24 août > Premier roman France > Jean-Christophe Brochier

Le drame de Jean-Christophe Brochier, c’est d’être né trop tard pour avoir "fait" Mai 68 et tenir jusqu’à aujourd’hui le haut du pavé. En 1960, on ne croyait déjà plus aux révolutions, le rock’n’roll avait déjà été inventé, et tout avait déjà été écrit. Sauf dans le domaine du "polar", peut-être, puisque son maître est Jean-François Vilar, un sacré bonhomme, trotskiste journaliste à Rouge, qu’il a rencontré, fréquenté, et publié bien plus tard.
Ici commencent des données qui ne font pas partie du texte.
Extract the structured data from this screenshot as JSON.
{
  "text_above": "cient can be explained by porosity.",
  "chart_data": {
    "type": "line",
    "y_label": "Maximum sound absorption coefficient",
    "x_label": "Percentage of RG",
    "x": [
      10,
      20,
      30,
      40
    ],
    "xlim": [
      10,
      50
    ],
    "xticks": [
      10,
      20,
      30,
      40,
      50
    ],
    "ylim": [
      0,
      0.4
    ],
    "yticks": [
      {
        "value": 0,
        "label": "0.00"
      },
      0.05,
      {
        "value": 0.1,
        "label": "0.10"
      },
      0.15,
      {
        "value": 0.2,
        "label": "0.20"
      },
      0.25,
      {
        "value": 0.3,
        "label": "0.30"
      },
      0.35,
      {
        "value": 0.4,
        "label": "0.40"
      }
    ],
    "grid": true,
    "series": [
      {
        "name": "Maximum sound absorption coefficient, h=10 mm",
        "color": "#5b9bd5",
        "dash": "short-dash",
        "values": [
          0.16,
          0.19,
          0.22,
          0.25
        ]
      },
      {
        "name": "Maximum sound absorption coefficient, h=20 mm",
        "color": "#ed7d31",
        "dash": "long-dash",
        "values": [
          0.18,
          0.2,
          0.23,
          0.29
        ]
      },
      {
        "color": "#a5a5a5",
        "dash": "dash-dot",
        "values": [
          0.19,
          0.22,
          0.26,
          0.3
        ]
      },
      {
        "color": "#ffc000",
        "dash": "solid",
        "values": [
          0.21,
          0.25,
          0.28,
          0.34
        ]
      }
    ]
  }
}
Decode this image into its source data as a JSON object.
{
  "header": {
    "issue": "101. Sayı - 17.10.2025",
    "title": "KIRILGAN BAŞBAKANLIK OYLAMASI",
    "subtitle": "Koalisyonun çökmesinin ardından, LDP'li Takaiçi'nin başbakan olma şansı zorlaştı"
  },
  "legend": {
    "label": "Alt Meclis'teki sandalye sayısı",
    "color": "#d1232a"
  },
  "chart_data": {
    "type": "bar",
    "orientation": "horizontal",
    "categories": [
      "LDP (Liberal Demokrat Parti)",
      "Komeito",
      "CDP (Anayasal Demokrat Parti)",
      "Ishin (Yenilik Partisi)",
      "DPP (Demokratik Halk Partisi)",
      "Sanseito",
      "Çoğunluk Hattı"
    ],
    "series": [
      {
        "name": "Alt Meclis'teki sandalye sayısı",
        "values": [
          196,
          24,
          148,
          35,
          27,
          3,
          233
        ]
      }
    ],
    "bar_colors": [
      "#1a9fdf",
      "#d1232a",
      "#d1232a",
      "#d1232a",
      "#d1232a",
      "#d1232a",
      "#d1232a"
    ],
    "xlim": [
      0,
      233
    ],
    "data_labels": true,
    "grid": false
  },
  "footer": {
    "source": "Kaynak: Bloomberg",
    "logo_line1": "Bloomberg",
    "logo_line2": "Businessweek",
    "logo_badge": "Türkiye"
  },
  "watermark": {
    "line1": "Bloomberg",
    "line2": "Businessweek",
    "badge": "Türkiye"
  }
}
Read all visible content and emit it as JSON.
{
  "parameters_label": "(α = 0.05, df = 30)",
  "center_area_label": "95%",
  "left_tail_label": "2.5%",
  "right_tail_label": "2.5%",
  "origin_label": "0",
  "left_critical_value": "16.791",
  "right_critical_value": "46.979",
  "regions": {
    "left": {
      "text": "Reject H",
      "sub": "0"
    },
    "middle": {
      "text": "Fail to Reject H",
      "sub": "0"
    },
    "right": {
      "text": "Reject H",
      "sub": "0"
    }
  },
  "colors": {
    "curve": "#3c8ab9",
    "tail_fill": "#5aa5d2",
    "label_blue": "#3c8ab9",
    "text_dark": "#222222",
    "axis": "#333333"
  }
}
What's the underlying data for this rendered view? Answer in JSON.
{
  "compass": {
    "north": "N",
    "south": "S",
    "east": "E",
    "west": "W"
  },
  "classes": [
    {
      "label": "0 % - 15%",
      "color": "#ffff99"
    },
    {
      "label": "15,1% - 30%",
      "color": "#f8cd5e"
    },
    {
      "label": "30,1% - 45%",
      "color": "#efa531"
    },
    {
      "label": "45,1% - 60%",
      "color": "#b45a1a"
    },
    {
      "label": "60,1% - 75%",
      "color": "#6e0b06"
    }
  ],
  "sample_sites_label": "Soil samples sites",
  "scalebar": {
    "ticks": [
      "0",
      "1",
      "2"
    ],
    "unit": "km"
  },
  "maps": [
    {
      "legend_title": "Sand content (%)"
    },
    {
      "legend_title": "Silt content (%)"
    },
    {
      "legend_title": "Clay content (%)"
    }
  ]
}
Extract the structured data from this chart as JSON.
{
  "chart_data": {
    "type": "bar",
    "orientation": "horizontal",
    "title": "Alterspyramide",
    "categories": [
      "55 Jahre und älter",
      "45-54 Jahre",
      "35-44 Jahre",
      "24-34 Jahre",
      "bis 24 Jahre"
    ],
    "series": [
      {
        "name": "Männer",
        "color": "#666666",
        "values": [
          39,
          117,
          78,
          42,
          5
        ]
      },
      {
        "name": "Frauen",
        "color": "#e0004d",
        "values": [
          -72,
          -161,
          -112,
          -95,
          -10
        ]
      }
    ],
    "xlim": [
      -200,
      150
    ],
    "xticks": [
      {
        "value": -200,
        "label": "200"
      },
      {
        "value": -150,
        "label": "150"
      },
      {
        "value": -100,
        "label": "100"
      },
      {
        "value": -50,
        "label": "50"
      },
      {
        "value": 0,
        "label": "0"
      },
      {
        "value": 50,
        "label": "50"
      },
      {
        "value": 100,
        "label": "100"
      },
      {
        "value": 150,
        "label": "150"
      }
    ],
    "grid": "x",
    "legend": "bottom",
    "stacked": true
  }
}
Sinon, Brochier avait tout à fait le profil du parfait gauchiste : fils de "bourges", père prof de fac, mère psy, élève à Janson-de-Sailly, études de philo…

Mais il a vite pris des chemins de traverse. Bassiste dans un groupe de rock underground, fou de littérature, mercenaire tout-terrain dans l’édition plutôt qu’enseignant, il a travaillé, en quinze ans, dans pas moins de 47 maisons. Hachette, Grasset, Dagorno (dont il s’est fait virer sèchement), Actes Sud où il a créé "Babel noir"… Aujourd’hui "embourgeoisé" et père de famille, il est éditeur au Seuil. Il a même voté pour Mitterrand en 1981, jurant que ce fut la première et la dernière fois. Et il n’a pas de mots trop durs aujourd’hui contre cette "fausse gauche", et notre "époque molle", "répugnante", standardisée, automatisée, décérébrée.

Pour raconter tout ça, Jean-Christophe Brochier a choisi une forme originale. Dans des chapitres portant tous le nom d’un morceau de rock (principalement des Stones, mais pas que), il croise deux genres de fragments : en caractère romain les éléments de son propre parcours, et en italique, comme une "éphéméride", un certain nombre d’événements historiques, politiques ou culturels qui l’ont marqué et composent son univers personnel, à gauche toute, voire anar. Ça commence avec l’entrée d’Ernesto "Che" Guevara à La Havane, le 1er janvier 1959 à l’aube, et s’achève sur la mort du peintre Gustave Courbet, "proudhonien, communard et libertaire". Un autoportrait ?

Cela nous vaut un livre atypique, réussi en dépit de quelques longueurs : avouons qu’on a zappé plusieurs notices consacrées à Bakounine, Kropotkine, Rosa Luxemburg, Hô Chi Minh et consorts. Ce que l’on préfère chez Brochier, c’est son style, son esprit, sa vaste culture, son histoire : il semble, d’ailleurs, si on l’a bien lu entre les lignes, maintenant qu’il est passé de l’autre côté du miroir littéraire, qu’il songe à nous livrer la suite. Au charbon, camarade. J.-C. P.